For when she moved on top of me, sleepily, I thought: a giant ant lives inside her skin, ready to pop out any second devouring and I am frightened of her I cannot understand how it is, that we are all in such different bodies.

Girls in boarding schools, years with sadists, black leather  jackets worn self-consciously, men picked up on Greyhound  buses, one-night stands, Baltimore slums, New York and S.F. gay  bars, hashish smuggling out of Tangiers, sisters and brothers in their underwear (looking at each other, listening to grandmother snore in the next room), funerals, acid and mescaline, the first promise of an armed women’s nation, the coming together and the dropping away, days on the road, police in the night, taking over city hall in Oregon, planning the deals right, pimping on the side, code after code, a different language for everyone and everything—it is all true, and there are some who’d give large amounts for definite verification.
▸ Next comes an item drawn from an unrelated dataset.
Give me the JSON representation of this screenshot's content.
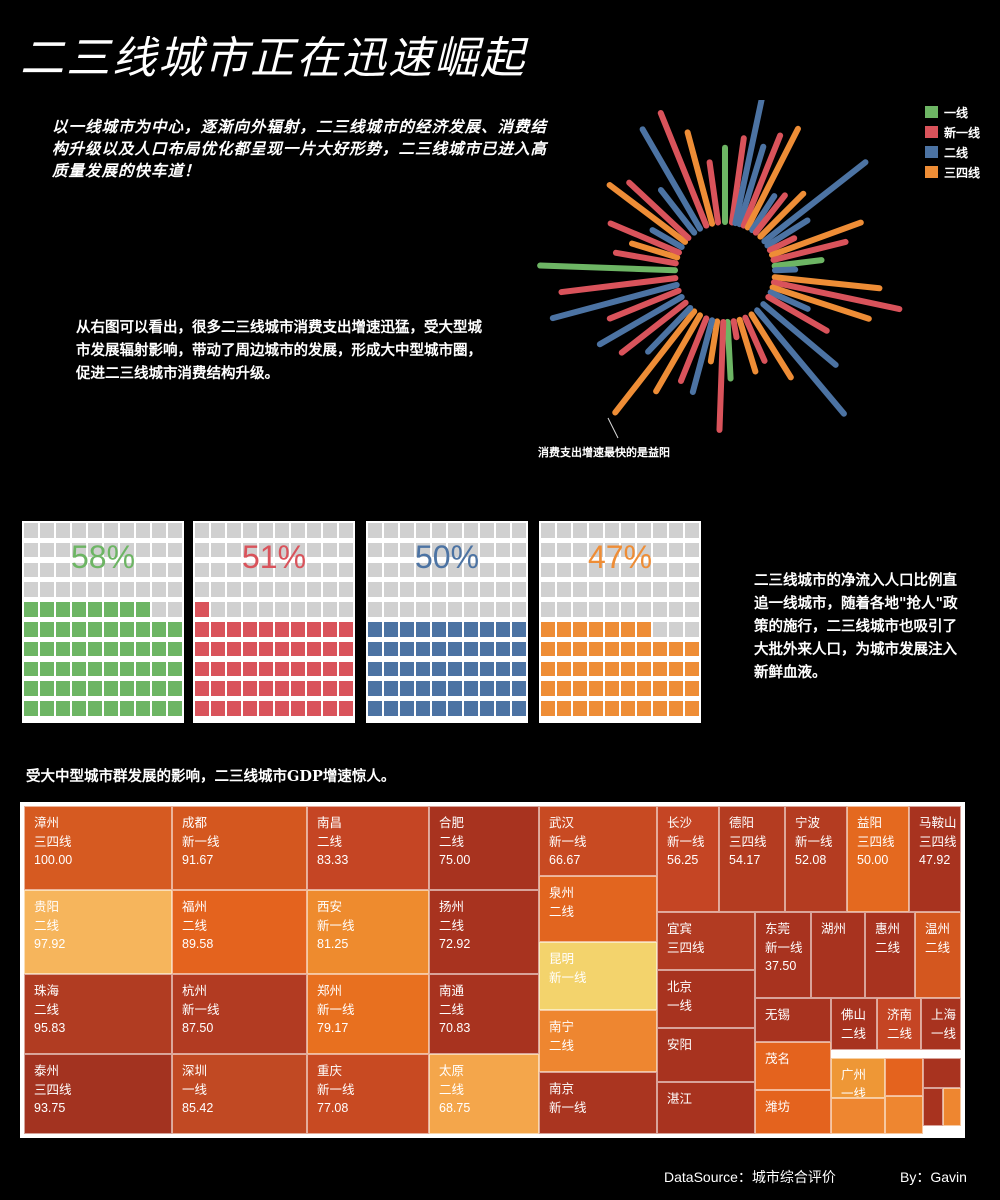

In a moment I will conjure Abby Riverfingers and Peggy Warren and the burden of inventing myself again will wear off, the story will begin. Peggy who is somewhere in Michigan or Minnesota, or was two weeks ago, making her way across to this coast; and Abby, one and one-half years distant, only letters in the space between San Fernando Valley and the Promised Land. Moments have passed, and I will make Abby reappear. It is as easy as this, a voice squeezed from black plastic keys, telling stories in bed. The hammering of myself into the background will seem to be over. This hammering, this background—the language of our getting older, the time of our being no longer children but young women, that is to say, forming into identifiable shapes, it is not simple. From time to time you will hear that faint tackety-tackety-tackety, like kids at summercamp, making bronze name plates in relief dot by dot: these are our lives, these are our lives, these are our lives.